The Complete Essays by Michel de Montaigne- I.39- On solitude.- I’ve often heard the saying that, ‘’Wherever you go, you take you with you.’’ I never realized until I closely read this essay that a version of this is attributed to Socrates...at least according to Seneca.
Socrates made the same remark to one who complained; he said: "Why do you wonder that globe-trotting does not help you, seeing that you always take yourself with you? The reason which set you wandering is ever at your heels."
I couldn’’t remember this quote from Plato or Xenophon but it does sound like something that the Socrates of Plato’s Crito would have said...which considering how intertwined that Platonic dialogue is with the notion of citizenship...makes me a bit thoughtful nowadays.
Solitude, for Montaigne, is for a man (and only a man) with the means to afford the leisure time and one who has lived a life of some adventure and who is ready to retire from the world literally into a room of one’s own; that classical idea is here in the same form as it was with Seneca and even, I would argue, Socrates.

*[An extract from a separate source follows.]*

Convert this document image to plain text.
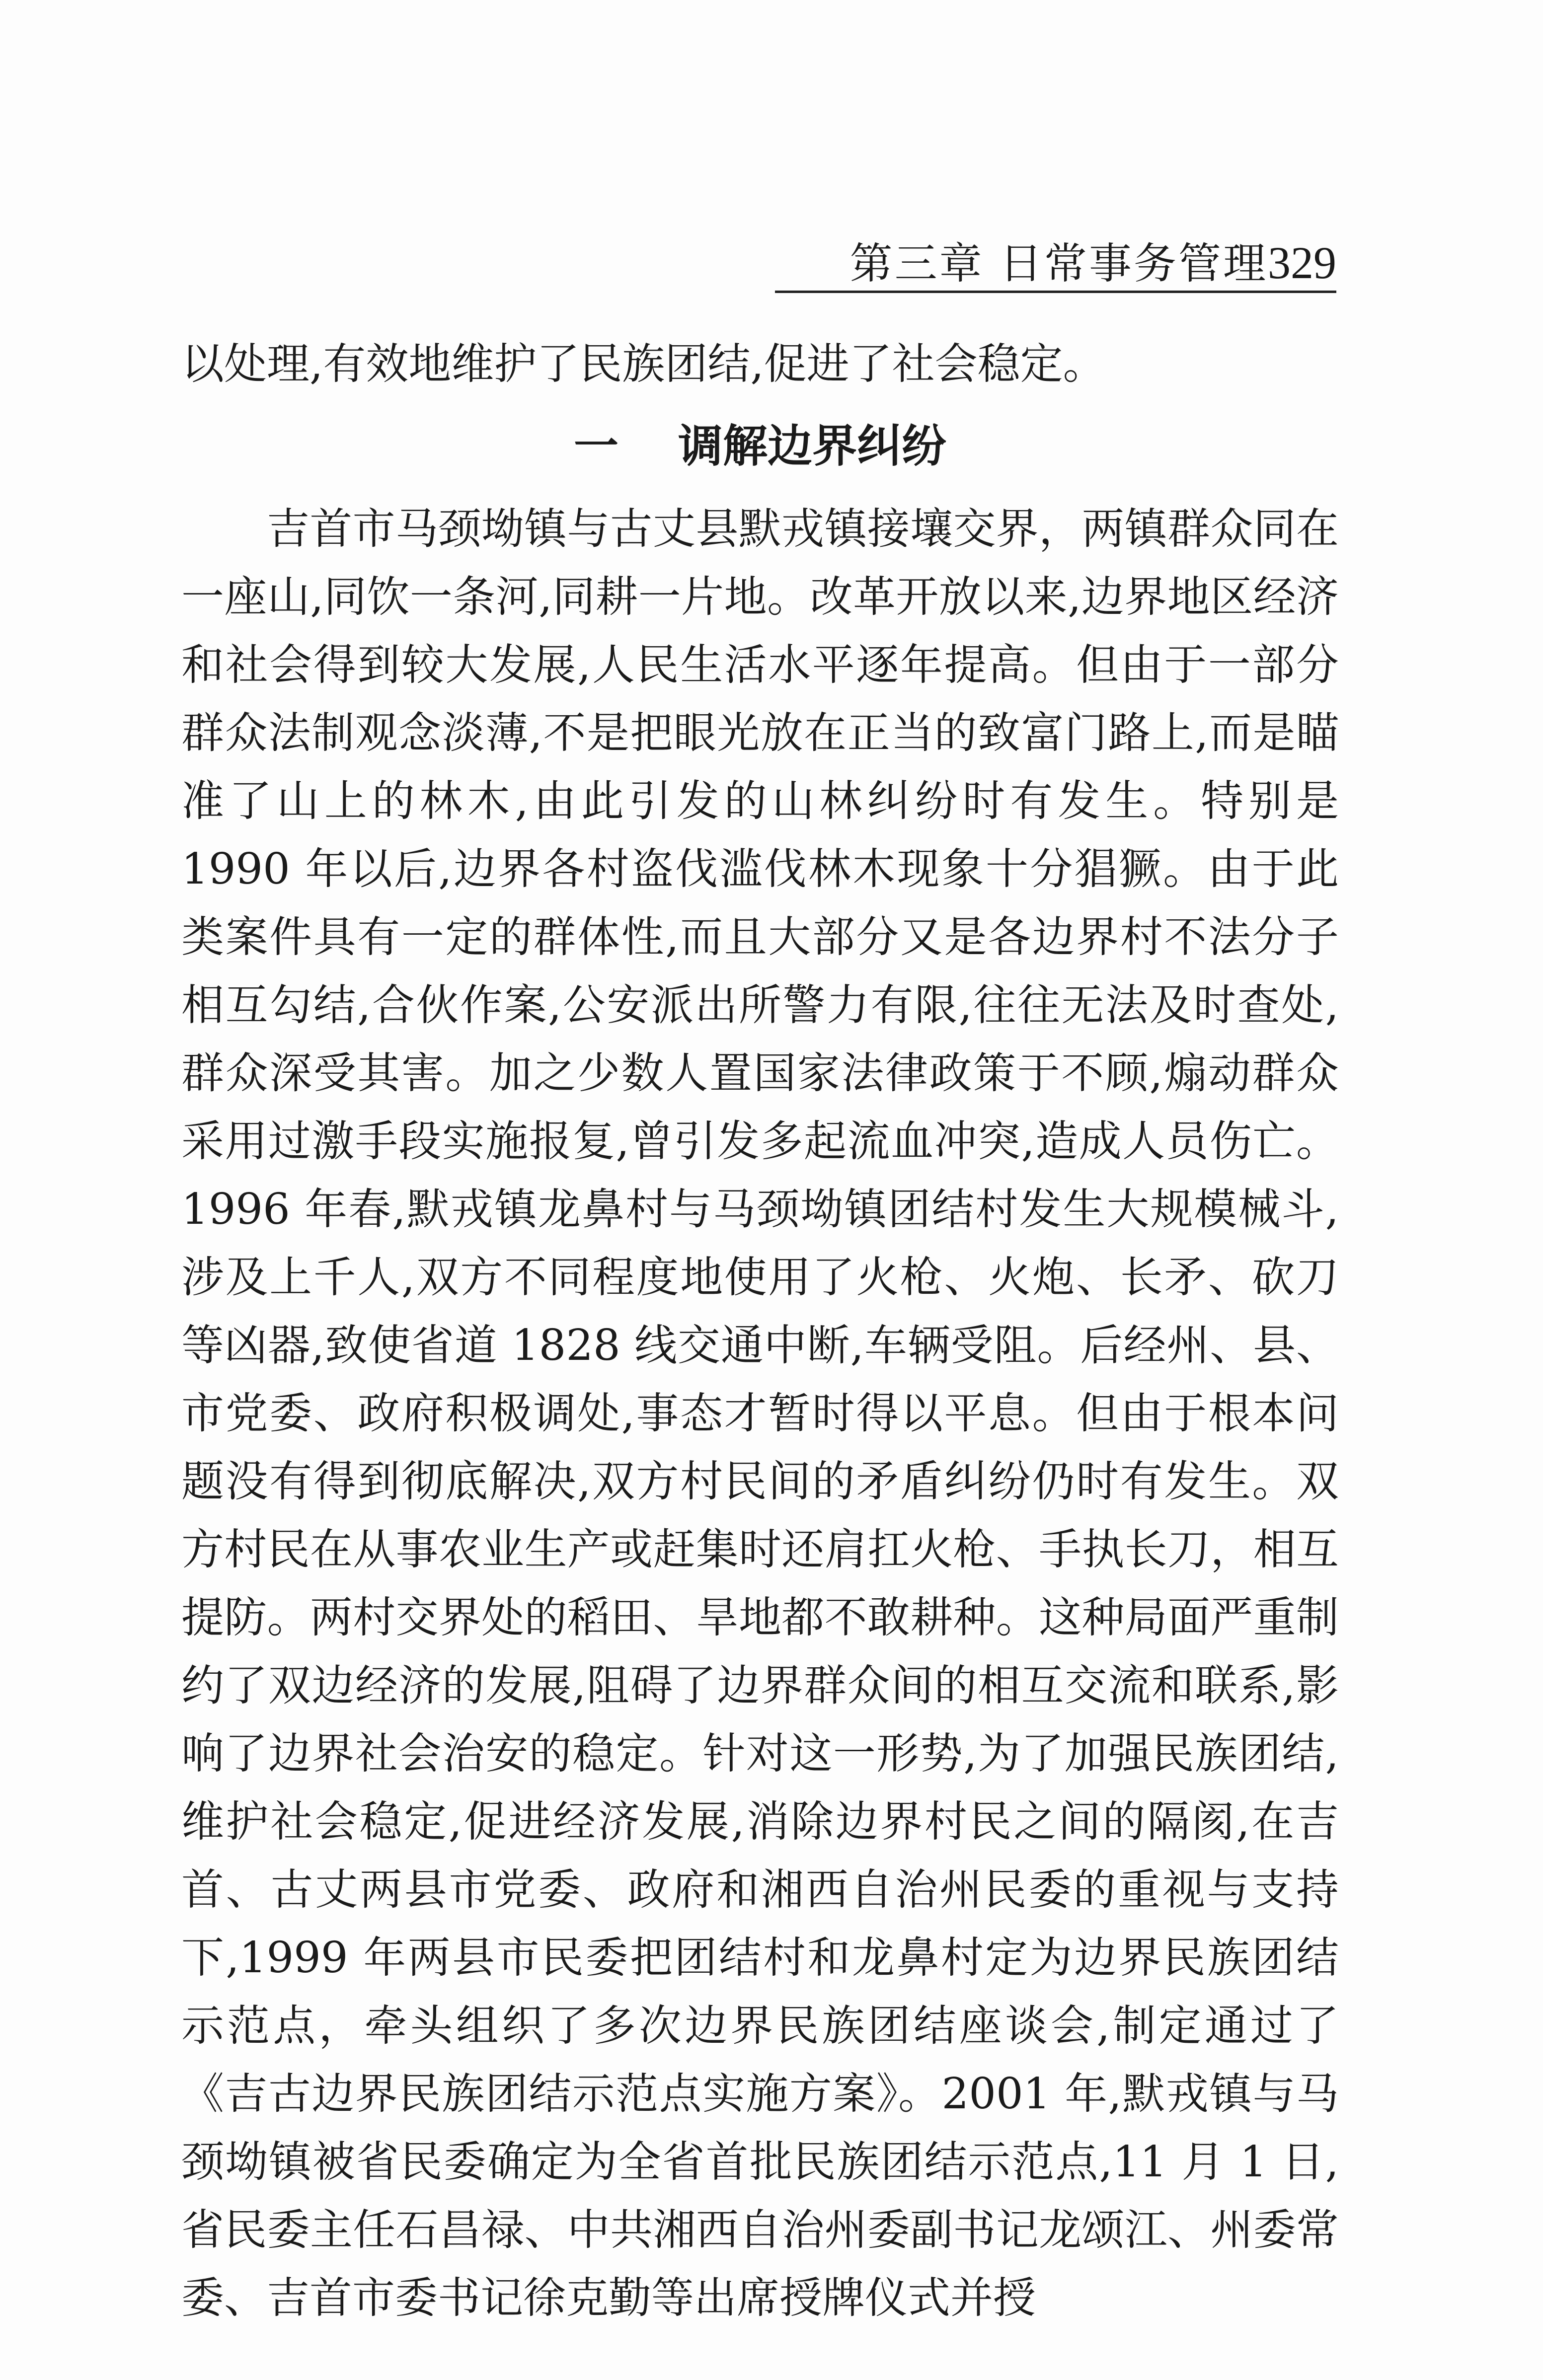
第三章 日常事务管理329

以处理,有效地维护了民族团结,促进了社会稳定。

一 调解边界纠纷

吉首市马颈坳镇与古丈县默戎镇接壤交界，两镇群众同在一座山,同饮一条河,同耕一片地。改革开放以来,边界地区经济和社会得到较大发展,人民生活水平逐年提高。但由于一部分群众法制观念淡薄,不是把眼光放在正当的致富门路上,而是瞄准了山上的林木,由此引发的山林纠纷时有发生。特别是 1990 年以后,边界各村盗伐滥伐林木现象十分猖獗。由于此类案件具有一定的群体性,而且大部分又是各边界村不法分子相互勾结,合伙作案,公安派出所警力有限,往往无法及时查处,群众深受其害。加之少数人置国家法律政策于不顾,煽动群众采用过激手段实施报复,曾引发多起流血冲突,造成人员伤亡。1996 年春,默戎镇龙鼻村与马颈坳镇团结村发生大规模械斗,涉及上千人,双方不同程度地使用了火枪、火炮、长矛、砍刀等凶器,致使省道 1828 线交通中断,车辆受阻。后经州、县、市党委、政府积极调处,事态才暂时得以平息。但由于根本问题没有得到彻底解决,双方村民间的矛盾纠纷仍时有发生。双方村民在从事农业生产或赶集时还肩扛火枪、手执长刀，相互提防。两村交界处的稻田、旱地都不敢耕种。这种局面严重制约了双边经济的发展,阻碍了边界群众间的相互交流和联系,影响了边界社会治安的稳定。针对这一形势,为了加强民族团结,维护社会稳定,促进经济发展,消除边界村民之间的隔阂,在吉首、古丈两县市党委、政府和湘西自治州民委的重视与支持下,1999 年两县市民委把团结村和龙鼻村定为边界民族团结示范点，牵头组织了多次边界民族团结座谈会,制定通过了《吉古边界民族团结示范点实施方案》。2001 年,默戎镇与马颈坳镇被省民委确定为全省首批民族团结示范点,11 月 1 日,省民委主任石昌禄、中共湘西自治州委副书记龙颂江、州委常委、吉首市委书记徐克勤等出席授牌仪式并授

However, true solitude seems to be something that’s far from a leisurely activity, there’s always the self to conquer.
I agree that to have a true sense of solitude is not easy. I agree that it is necessary. I’m glad that we no longer think that solitude is simply for someone who is ready to retire.
The Complete Sherlock Holmes Vol. 1 by Sir Arthur Conan Doyle- Skipped out on Sherlock this week. The Boscombe Valley Mystery is next.
I am reading:
Thelonious Monk: The Life and Times of an American Original by Robin D.G. Kelley- I’m gonna get back to this...I promise!
Bedlam: London and its Mad by Catherine Arnold- In the Stuart period now. The storytelling and the academic rigor is nice but Bedlam veers off a bit too much into the general state of mental illness as it was understood at the time. For example, I liked learning about the association of witches, widows, and spinsters to notions of madness but the section seems to have little or nothing to do with Bedlam, itself...there and in a couple of other places, the history could be tightened up.
The Paris Diary and the New York Diary (1951-1961) by Ned Rorem- I last read this when I was 20 or so years old. I liked it then and I like it now. I finished reading The Paris Diary, the subject of my LGBT Literature diary last Sunday.